St. Mary's Seminary & University

Stages of Formation

Images of Seminary Life

According to the sixth edition of The Program of Priestly Formation (PPF), there are four stages of formation for the Roman Catholic priesthood: the Propaedeutic Stage, the Discipleship Stage, the Configuration Stage, and the Vocational Synthesis stage.

Propaedeutic Stage

The propaedeutic stage of formation serves simultaneously as a period of transition to priestly formation and as a foundation for this formation. Given that a “significant imbalance” (PPF, 119) is present between the lifestyle that one typically experiences today and the environment in which priestly formation ought to take place, a period of transition is needed wherein a student develops “a life of prayer, study, fraternity, and appropriate docility to formation” (PPF, 120). The original site of St. Mary’s Seminary in Baltimore will host students for this stage of formation, which will be offered by the United States Province of the Society of St. Sulpice. For more information about the propaedeutic program, see the webpage on the province website,

Discipleship Stage

The discipleship stage corresponds to the philosophical component of a seminarian’s intellectual formation. Just as one cannot begin theological studies without sufficient grounding in theology, so one cannot commit one’s life to the Church without growing in the virtues and without developing a “life of meditation and contemplation” (PPF 132).

Configuration Stage

Having built a foundation of Christian character and philosophical acumen, the seminarian advances to the configuration stage, which corresponds to the theological portion of his intellectual formation. In addition to learning theology, which itself will aid him in his growth in his spiritual life, he will also focus on learning how to “[model] his life on the self-donation of Jesus Christ, Shepherd and Servant, as he prepares more immediately for Holy Orders.”

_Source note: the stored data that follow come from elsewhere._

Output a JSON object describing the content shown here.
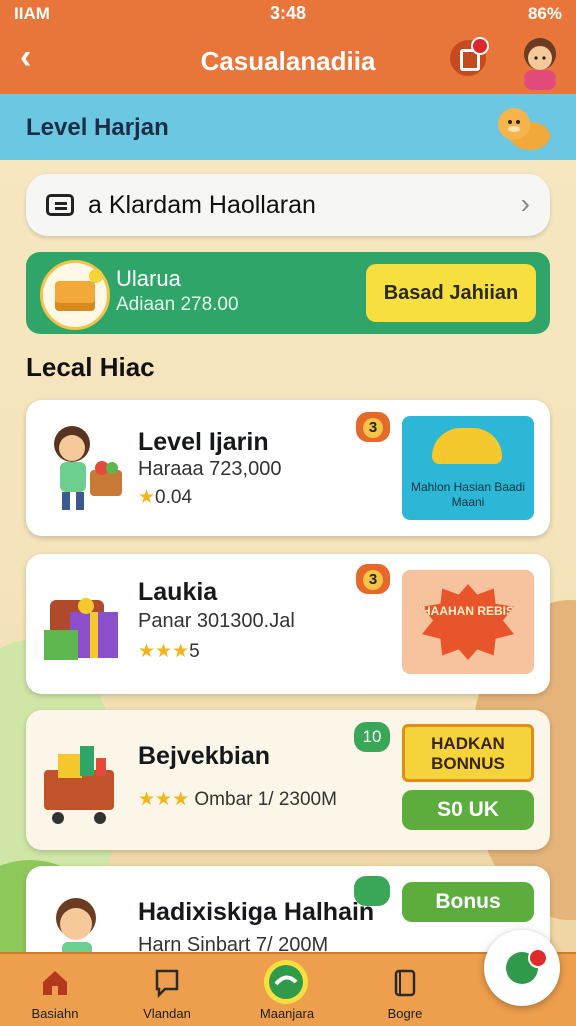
{
  "status_bar": {
    "carrier": "IIAM",
    "time": "3:48",
    "battery": "86%"
  },
  "app_bar": {
    "title": "Casualanadiia"
  },
  "banner": {
    "title": "Level Harjan"
  },
  "search": {
    "text": "a Klardam Haollaran"
  },
  "green_card": {
    "title": "Ularua",
    "subtitle": "Adiaan 278.00",
    "button": "Basad Jahiian"
  },
  "section_title": "Lecal Hiac",
  "items": [
    {
      "name": "Level Ijarin",
      "sub": "Haraaa 723,000",
      "stars": "★",
      "rating": "0.04",
      "badge": "3",
      "promo_text": "Mahlon Hasian Baadi Maani",
      "colors": {
        "promo": "#2db7d6"
      }
    },
    {
      "name": "Laukia",
      "sub": "Panar 301300.Jal",
      "stars": "★★★",
      "rating": "5",
      "badge": "3",
      "promo_text": "HAAHAN REBIS",
      "colors": {
        "promo": "#e9552b"
      }
    },
    {
      "name": "Bejvekbian",
      "sub": "Ombar 1/ 2300M",
      "stars": "★★★",
      "rating": "",
      "badge": "10",
      "promo_text": "HADKAN BONNUS",
      "button": "S0 UK"
    },
    {
      "name": "Hadixiskiga Halhain",
      "sub": "Harn Sinbart 7/ 200M",
      "button": "Bonus"
    }
  ],
  "tabs": [
    {
      "label": "Basiahn",
      "icon": "home-icon"
    },
    {
      "label": "Vlandan",
      "icon": "chat-icon"
    },
    {
      "label": "Maanjara",
      "icon": "center-badge-icon"
    },
    {
      "label": "Bogre",
      "icon": "book-icon"
    }
  ],
  "colors": {
    "accent": "#e8763a",
    "banner": "#6cc7e2",
    "green": "#2fa56a",
    "tabbar": "#ee9f4d"
  }
}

Vocational Synthesis Stage

The vocational synthesis stage is one of transition, where a man who has recently finished his seminary education begins a life of ministry, typically in a parish setting. As this stage of formation takes place outside of the seminary, the primary formator of a candidate at this stage is typically a priest in a parish, who models the priesthood for the candidate and helps him adjust to parish life.